I started out with my own userland exec for x86_64,
v1.0 and modified it for ARM. I found it easier to do assembly language crt.o and system calls
in ARM assembly, rather than do the asm() GCC directives I used for x86_64 userlandexec.
A better programmer than I could have just interwoven ARM and x86_64 into the same project.
Run make - that should compile example and ulexec.so. Once you've
done that, you can try it out:
./example ./ulexec.so /usr/bin/cat /proc/self/maps
I wrote a large number of test and exploration programs. I included some of these in this
project. I wrote some programs (getaux and elfauxv for example) to understand how
the details of ELF files and Linux in-memory process layouts work. I wrote others in order
to understand things, like how to do system calls in assembly language, and how to do
position independent code. I had to write assembly code to call C program's main() routine
because I wanted to guarantee that my tests didn't use glibc at all. Once I converted the
assembly language system call code into ARM assembly, and made it position independent, I had
to convert the test programs that used that system call code into position independent compiled code.
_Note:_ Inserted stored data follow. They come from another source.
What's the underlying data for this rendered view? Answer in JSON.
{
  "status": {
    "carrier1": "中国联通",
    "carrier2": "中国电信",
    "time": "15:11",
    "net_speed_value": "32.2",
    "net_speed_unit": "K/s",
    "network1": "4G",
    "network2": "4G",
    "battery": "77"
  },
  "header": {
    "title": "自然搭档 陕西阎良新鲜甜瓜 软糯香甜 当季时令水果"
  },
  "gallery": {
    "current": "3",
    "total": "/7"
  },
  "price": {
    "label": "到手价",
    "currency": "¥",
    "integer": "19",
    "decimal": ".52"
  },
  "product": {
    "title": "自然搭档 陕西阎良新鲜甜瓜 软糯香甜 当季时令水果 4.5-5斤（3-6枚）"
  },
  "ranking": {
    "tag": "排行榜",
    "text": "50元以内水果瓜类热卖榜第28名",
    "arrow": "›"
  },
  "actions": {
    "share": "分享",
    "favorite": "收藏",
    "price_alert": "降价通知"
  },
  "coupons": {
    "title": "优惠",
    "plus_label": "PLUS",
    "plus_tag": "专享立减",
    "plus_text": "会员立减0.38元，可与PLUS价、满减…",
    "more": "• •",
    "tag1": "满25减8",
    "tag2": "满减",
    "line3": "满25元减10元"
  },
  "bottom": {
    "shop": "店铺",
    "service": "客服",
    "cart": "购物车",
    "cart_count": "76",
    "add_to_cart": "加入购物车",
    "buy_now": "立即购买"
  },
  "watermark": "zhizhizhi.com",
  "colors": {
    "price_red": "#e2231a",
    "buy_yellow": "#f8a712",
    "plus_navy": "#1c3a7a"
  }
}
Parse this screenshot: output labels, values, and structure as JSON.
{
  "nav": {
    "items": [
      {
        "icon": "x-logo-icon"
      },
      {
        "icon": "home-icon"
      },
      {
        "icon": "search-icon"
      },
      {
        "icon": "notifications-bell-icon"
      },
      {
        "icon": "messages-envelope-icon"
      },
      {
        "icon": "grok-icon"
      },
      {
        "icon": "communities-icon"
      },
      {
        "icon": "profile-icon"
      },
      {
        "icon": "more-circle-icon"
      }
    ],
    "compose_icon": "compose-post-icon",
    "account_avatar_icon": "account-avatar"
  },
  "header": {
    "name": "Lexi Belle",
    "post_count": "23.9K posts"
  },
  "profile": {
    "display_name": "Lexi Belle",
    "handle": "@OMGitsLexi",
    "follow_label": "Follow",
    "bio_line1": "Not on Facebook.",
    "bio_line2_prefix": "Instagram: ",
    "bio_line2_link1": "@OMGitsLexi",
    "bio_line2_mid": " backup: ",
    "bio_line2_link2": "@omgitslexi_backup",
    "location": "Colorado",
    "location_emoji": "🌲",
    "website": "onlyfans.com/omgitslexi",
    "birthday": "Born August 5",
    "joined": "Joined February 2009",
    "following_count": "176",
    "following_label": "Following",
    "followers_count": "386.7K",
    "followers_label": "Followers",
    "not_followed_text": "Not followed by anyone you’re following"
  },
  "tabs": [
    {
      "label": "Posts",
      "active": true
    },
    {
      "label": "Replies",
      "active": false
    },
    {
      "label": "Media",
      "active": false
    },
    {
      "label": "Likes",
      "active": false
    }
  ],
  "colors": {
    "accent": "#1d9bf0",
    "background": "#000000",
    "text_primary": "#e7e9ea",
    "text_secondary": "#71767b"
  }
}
Show the ELF auxiliary vectors:
$ LD_SHOW_AUXV=1 ./getaux
$ ./elfauxv
The first program uses glibc extension getauxval(3), and has the dynamic linker
dump out the auxiliary vectors, for your inspection. These programs helped debug code in
stack_fix.c. It isn't well documented, but the dynamic linker uses some of the
ELF auxiliary vector elements before your ELF file code gets executed. This auxiliary
vector must be set up correctly.
This project has a corresponding completely statically-linked program, elfauxv. It's easier
to do a userland exec for statically linked programs, so elfauxv helped me get creating
a new stack for a new ELF file correct before I got the code to work on dynamically linked
programs.
Try out open(2), setting errno and close(2):
$ make oc
$ ./oc somegibberish
It's easy to get open(2) to fail in a variety of ways by trying to open non-existent
files, removing read permissions, etc. The actual userland exec code has to be position
independent, so setting errno in ARM assembly became harder. This lets me try out
posistion-indedepent assembly language code.
Find the environment variables:
$ make env_test
$ ./env_test
The userland exec creates copies of argv and envp. This just prints addresses
and environment variables to ensure that the "C run time" code in libstatic/crt.s
does argc, argv and envp correctly.
./example ./ulexec.so ./example ./ulexec.so ./example ./ulexec.so /usr/bin/cat /proc/self/maps
Yes! You can have it overlay itself with another copy of itself.